I would say if those studies are not conclusive, so we cannot generalize. Why is generalization so important? Because legal rules (statutes, I suppose, in american legal english) need to be general, reaching the entire society, otherwise they would affront right to equality and isonomy.
So, when elaborating legal rules, legislators have to take into account if the studies are conclusive and, if they aren’t, they cannot be used as a support to new rules (ok, science can always be refuted by another hypothesis, as Galileu and Copernico have showed, so, it’s better to think of reliability). One should not stablish a law obliging individuals to be treated if they present, for example, some hormonal disorder affecting amygdala, making them to possibly interpret signs as threats and consequently leading those individuals to be more prone to be agressive.
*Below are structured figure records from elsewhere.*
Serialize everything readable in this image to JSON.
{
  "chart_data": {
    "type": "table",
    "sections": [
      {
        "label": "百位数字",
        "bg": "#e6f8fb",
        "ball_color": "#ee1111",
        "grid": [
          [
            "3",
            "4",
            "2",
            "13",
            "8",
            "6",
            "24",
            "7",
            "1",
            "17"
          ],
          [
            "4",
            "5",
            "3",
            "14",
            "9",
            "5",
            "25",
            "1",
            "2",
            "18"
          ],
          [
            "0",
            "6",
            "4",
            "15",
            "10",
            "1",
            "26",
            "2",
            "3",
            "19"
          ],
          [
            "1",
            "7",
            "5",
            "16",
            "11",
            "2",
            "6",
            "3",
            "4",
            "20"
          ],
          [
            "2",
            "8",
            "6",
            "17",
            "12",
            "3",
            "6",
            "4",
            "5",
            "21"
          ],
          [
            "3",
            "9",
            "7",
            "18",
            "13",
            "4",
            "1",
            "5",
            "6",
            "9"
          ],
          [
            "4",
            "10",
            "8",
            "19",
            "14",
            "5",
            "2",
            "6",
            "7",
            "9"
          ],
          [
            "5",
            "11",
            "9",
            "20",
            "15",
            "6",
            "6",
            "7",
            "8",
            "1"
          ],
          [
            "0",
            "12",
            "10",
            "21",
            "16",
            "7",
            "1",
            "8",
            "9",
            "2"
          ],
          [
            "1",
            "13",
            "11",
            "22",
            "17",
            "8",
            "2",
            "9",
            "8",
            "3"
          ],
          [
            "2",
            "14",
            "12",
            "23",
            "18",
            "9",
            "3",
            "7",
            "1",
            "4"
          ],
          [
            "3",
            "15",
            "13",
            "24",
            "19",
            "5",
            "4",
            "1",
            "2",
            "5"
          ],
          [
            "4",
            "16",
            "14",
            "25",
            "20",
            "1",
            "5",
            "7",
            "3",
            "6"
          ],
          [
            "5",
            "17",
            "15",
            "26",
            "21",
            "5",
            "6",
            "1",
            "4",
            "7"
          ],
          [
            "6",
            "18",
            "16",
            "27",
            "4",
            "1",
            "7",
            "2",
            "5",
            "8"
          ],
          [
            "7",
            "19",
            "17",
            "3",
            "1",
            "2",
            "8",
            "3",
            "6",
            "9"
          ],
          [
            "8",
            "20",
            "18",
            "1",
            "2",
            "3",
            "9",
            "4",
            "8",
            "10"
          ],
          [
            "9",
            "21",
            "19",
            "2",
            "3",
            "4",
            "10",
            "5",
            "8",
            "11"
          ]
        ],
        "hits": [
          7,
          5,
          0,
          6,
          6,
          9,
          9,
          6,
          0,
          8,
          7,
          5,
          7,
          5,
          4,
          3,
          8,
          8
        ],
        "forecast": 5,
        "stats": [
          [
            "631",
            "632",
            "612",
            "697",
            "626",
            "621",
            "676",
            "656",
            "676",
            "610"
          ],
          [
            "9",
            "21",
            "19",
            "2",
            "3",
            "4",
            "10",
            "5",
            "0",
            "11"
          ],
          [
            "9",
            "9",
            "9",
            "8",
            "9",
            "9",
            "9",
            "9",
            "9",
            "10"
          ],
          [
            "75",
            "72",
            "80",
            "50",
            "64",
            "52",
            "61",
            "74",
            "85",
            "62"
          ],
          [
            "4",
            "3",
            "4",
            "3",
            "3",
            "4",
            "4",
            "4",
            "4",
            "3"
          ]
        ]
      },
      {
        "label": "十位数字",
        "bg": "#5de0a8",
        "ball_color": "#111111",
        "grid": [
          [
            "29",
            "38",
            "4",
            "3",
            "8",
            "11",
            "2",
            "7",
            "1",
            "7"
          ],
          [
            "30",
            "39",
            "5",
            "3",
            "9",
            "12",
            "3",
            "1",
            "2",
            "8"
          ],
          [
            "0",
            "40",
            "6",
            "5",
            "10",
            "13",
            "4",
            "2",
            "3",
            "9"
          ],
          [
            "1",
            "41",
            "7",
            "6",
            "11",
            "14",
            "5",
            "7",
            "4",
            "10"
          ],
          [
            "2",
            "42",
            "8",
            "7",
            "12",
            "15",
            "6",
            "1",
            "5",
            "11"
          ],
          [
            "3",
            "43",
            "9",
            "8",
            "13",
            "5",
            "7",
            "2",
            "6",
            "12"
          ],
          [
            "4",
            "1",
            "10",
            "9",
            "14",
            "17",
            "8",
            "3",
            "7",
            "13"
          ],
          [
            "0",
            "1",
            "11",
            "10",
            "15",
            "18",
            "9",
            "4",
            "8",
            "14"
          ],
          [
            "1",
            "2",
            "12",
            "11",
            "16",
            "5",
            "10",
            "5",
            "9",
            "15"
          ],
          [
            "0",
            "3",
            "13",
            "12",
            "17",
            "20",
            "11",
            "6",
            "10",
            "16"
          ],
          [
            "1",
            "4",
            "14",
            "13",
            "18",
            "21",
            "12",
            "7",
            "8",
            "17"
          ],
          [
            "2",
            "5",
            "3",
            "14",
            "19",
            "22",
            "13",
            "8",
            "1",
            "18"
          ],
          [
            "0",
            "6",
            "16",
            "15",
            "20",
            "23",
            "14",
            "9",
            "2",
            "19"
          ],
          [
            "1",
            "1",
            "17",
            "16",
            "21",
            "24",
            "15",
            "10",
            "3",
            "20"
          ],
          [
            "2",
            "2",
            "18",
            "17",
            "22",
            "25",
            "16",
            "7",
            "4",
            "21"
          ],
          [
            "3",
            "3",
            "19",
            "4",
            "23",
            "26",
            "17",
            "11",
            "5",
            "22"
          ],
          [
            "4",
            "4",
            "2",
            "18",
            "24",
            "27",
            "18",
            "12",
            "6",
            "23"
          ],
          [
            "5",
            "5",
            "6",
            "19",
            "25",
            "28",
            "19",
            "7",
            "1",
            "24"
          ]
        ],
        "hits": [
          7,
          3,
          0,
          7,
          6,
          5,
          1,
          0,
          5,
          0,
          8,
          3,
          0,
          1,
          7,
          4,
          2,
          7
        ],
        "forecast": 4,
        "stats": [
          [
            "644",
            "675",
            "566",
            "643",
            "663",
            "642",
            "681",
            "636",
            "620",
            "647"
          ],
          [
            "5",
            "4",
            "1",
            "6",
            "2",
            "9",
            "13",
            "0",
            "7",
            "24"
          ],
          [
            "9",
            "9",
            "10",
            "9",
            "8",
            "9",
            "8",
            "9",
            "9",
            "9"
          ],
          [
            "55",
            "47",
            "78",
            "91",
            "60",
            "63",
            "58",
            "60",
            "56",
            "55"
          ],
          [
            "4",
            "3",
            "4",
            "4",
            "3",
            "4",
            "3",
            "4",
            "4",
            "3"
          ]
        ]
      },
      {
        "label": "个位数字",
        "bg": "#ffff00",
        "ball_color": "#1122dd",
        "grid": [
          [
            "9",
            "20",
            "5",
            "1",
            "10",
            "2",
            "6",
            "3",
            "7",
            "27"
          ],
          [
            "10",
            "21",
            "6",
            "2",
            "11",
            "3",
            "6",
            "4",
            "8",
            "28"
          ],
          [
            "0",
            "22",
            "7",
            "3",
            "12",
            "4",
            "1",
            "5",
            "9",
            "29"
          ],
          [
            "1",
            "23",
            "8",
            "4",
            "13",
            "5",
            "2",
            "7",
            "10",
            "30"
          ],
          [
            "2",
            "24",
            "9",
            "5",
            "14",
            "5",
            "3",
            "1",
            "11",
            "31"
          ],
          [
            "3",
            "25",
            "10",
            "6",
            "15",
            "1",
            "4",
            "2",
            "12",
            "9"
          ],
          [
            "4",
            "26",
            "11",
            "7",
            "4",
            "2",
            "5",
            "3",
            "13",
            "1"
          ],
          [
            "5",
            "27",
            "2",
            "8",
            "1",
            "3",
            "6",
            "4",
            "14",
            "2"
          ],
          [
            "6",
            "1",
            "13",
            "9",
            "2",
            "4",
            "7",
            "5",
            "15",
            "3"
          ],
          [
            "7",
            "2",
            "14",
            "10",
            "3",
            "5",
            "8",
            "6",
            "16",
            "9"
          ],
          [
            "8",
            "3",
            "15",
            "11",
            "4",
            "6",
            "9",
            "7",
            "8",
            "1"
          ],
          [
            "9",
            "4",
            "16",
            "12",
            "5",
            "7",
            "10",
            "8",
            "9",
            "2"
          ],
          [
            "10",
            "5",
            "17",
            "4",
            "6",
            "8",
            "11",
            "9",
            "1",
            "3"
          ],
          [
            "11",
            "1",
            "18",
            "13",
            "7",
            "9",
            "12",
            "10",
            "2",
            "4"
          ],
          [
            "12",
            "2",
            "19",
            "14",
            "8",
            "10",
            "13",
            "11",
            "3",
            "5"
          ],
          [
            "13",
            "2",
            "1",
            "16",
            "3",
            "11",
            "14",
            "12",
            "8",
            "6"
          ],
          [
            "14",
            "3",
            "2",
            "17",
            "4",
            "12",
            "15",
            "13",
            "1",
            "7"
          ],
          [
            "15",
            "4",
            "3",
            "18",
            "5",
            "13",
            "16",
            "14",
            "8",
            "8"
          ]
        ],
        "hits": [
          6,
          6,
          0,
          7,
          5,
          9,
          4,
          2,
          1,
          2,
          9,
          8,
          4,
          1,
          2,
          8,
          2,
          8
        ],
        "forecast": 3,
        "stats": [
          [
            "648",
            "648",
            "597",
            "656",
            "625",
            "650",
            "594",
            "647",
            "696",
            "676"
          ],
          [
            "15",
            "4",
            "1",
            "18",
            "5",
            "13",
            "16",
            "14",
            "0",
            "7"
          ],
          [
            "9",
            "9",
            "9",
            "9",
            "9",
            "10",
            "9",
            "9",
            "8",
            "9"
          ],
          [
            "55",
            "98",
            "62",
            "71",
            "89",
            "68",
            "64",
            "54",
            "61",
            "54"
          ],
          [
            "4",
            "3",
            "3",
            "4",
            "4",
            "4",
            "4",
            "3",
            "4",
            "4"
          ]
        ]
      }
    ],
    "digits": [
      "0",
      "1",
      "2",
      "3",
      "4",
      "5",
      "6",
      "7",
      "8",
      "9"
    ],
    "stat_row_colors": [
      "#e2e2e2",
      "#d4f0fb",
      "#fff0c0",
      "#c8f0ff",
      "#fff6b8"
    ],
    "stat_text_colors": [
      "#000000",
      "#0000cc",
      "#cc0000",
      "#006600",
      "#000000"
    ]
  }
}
Such preventive measure is unacceptable, in my view, to human rights.
Except for Bush’s theories of war (preventive war, attacking before being attacked, which is an absurd) or movies like Minority Report, we actually need people to have commited a crime to convict them.
Brain imaging is essentially descriptive, but it still needs to be explained. As you put it, risk isn’t lying on brain imaging techniques themselves, but rather on careless researchers eager to present the ultimate discovery in mind studies.
October 27th, 2009 at 9:17 am
Hi Ana
it’s exactly this “To generalise or to specialise?” doubt that I have when discussing such issues. Thank you very much for the explanations!